I lifted the bedspread and gasped. His IV had gotten out of the vein or the vein had perforated because his forearm was swollen more than twice its normal size. “Have you called a nurse?” I asked him, alarmed by the appearance of his arm.

“No,” was his simple response. I turned on the call button and told the nurse who answered that his IV needed to be checked. In a few minutes a nurse came in, checked his arm and said something like, “Oh, my God! Why didn’t you tell us when that started hurting!” While several nurses started taking care of the situation, I left.

The next evening, I called Tee at home and was told that Robert had come home from the hospital and was in bed there.
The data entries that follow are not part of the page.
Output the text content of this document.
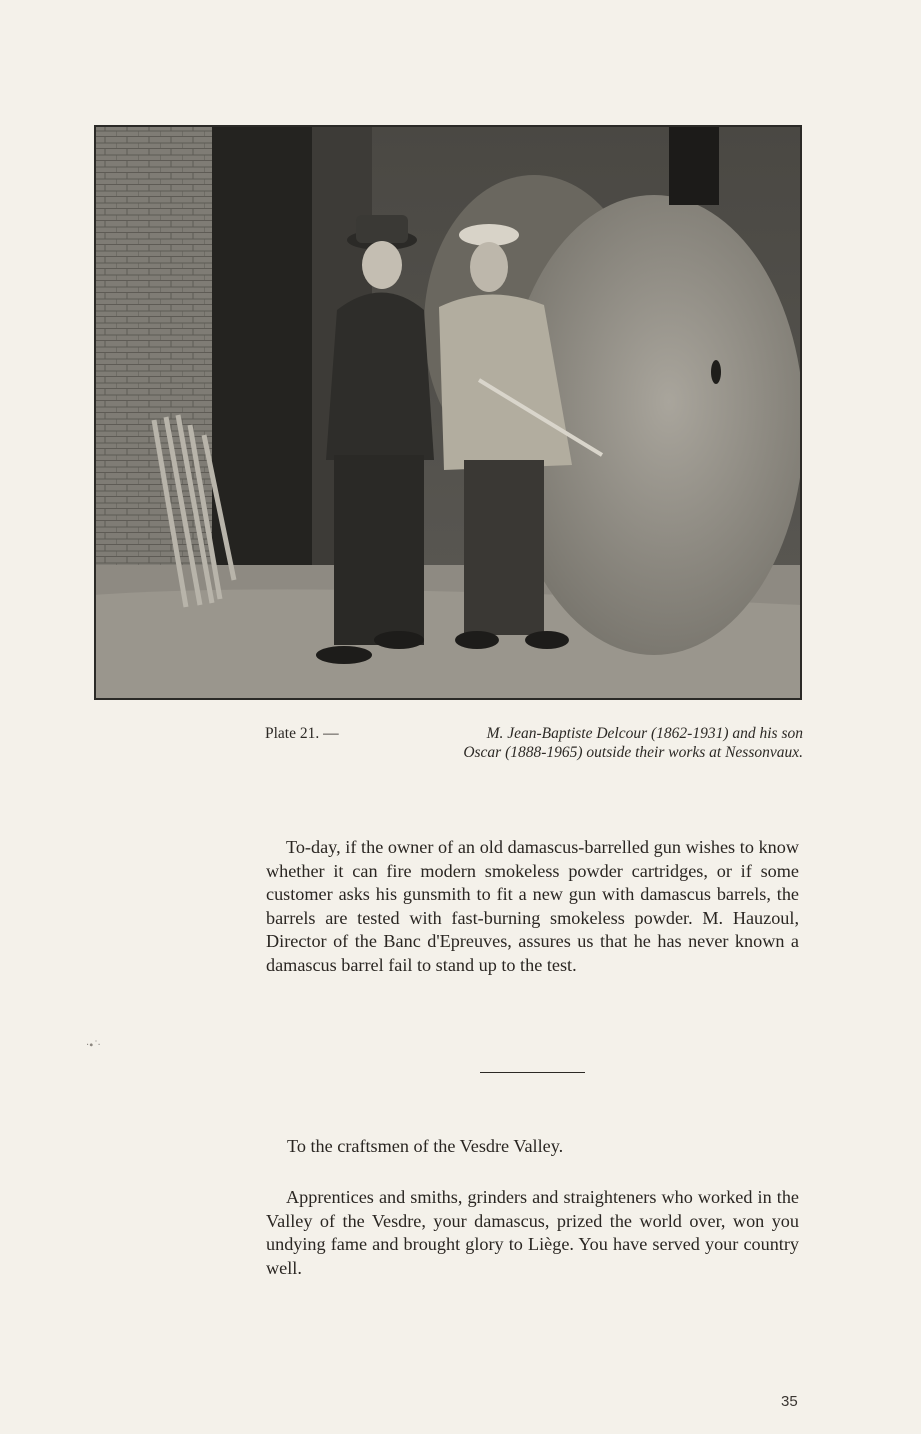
Plate 21. —	M. Jean-Baptiste Delcour (1862-1931) and his son
Oscar (1888-1965) outside their works at Nessonvaux.

To-day, if the owner of an old damascus-barrelled gun wishes to know whether it can fire modern smokeless powder cartridges, or if some customer asks his gunsmith to fit a new gun with damascus barrels, the barrels are tested with fast-burning smokeless powder. M. Hauzoul, Director of the Banc d'Epreuves, assures us that he has never known a damascus barrel fail to stand up to the test.

·∙˙·
To the craftsmen of the Vesdre Valley.

Apprentices and smiths, grinders and straighteners who worked in the Valley of the Vesdre, your damascus, prized the world over, won you undying fame and brought glory to Liège. You have served your country well.

35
Carraway Methodist Hospital was racially integrated by 1968, and a black male patient had been brought into the semiprivate room with Robert. He became enraged and demanded that the man be moved. When the hospital staff refused, Robert got out of bed and made a scene in the hall, going into other patients’ rooms, ranting. During this tirade he demanded that his family be called to come get him because he would not stay in the room with a “nigger.” Witnesses reported that he said he had bombed the church and would bomb the hospital.

Two days later Birmingham police officers went to the hospital to investigate the incident and concluded: “It is felt by the investigating officers, Robert Chambliss on other occasions, in a fit of anger, would do a lot of talking, etc. We think that the first report was in error of what was heard. He did not say he had bombed the church and did not say he was going to bomb the hospital.”

But home later Robert said he would “blow up the damn place” before he would “sleep with a nigger.”